(i) Start with the given equation:

\(4 \sin^4 \theta + 5 = 7 \cos^2 \theta\)

Using the identity \(\sin^2 \theta + \cos^2 \theta = 1\), we have \(\cos^2 \theta = 1 - \sin^2 \theta\).

Substitute \(\cos^2 \theta\) in the equation:

\(4 \sin^4 \theta + 5 = 7(1 - \sin^2 \theta)\)

\(4 \sin^4 \theta + 5 = 7 - 7 \sin^2 \theta\)

Let \(x = \sin^2 \theta\), then \(\sin^4 \theta = x^2\).

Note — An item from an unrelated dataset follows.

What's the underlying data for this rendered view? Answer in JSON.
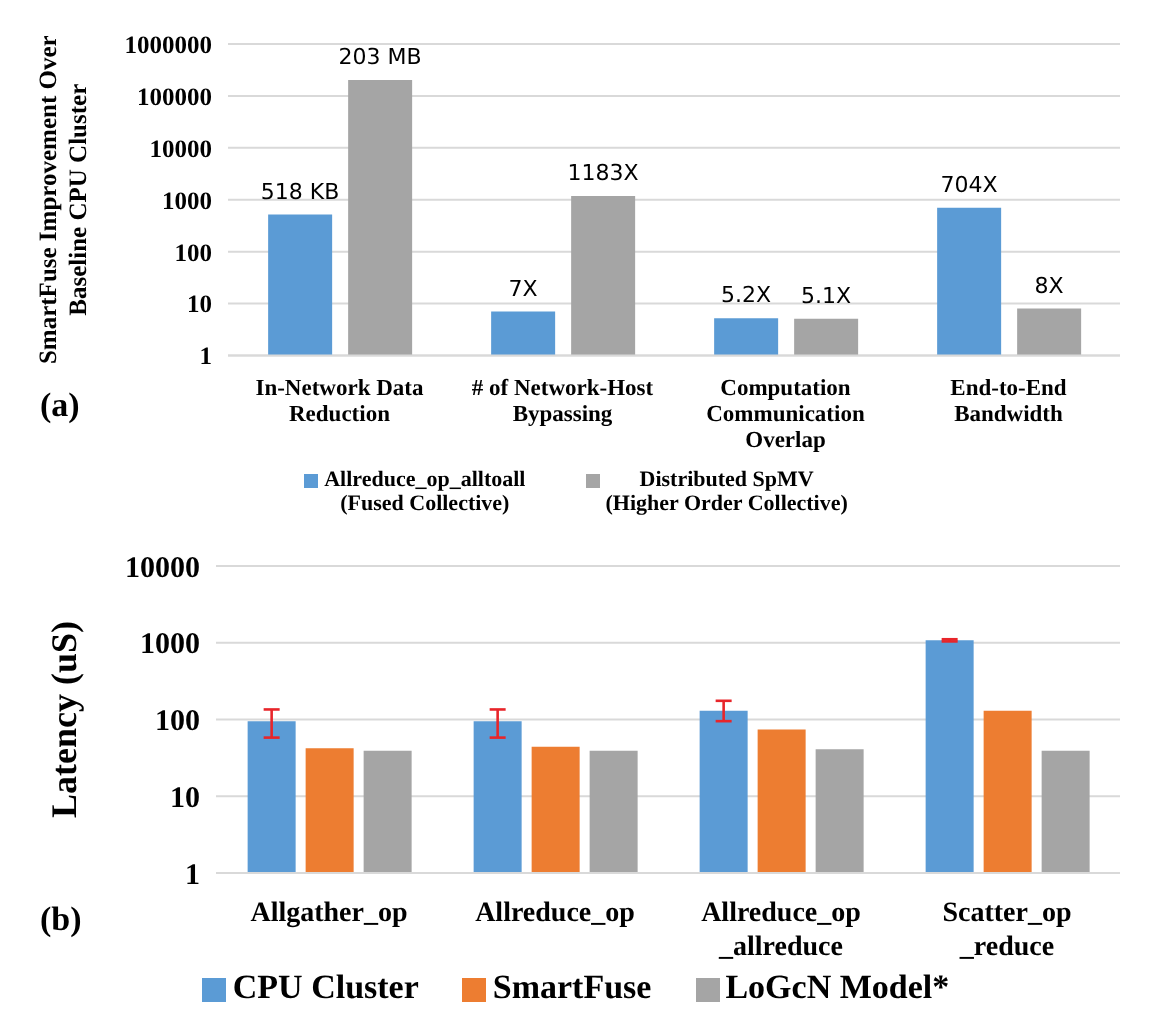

Substitute \(x\) into the equation:

\(4x^2 + 5 = 7 - 7x\)

Rearrange to form a quadratic equation:

\(4x^2 + 7x - 2 = 0\)

(ii) Solve the quadratic equation \(4x^2 + 7x - 2 = 0\).

Using the quadratic formula \(x = \frac{-b \pm \sqrt{b^2 - 4ac}}{2a}\), where \(a = 4\), \(b = 7\), \(c = -2\):

\(x = \frac{-7 \pm \sqrt{7^2 - 4 \cdot 4 \cdot (-2)}}{2 \cdot 4}\)

\(x = \frac{-7 \pm \sqrt{49 + 32}}{8}\)

\(x = \frac{-7 \pm \sqrt{81}}{8}\)

\(x = \frac{-7 \pm 9}{8}\)

\(x = \frac{2}{8} = \frac{1}{4} \quad \text{or} \quad x = \frac{-16}{8} = -2\)

Since \(x = \sin^2 \theta\), \(x = -2\) is not valid as \(\sin^2 \theta\) must be between 0 and 1.

Thus, \(\sin^2 \theta = \frac{1}{4}\).

\(\sin \theta = \pm \frac{1}{2}\).

For \(\sin \theta = \frac{1}{2}\), \(\theta = 30^\circ, 150^\circ\).

For \(\sin \theta = -\frac{1}{2}\), \(\theta = 210^\circ, 330^\circ\).

Therefore, \(\theta = 30^\circ, 150^\circ, 210^\circ, 330^\circ\).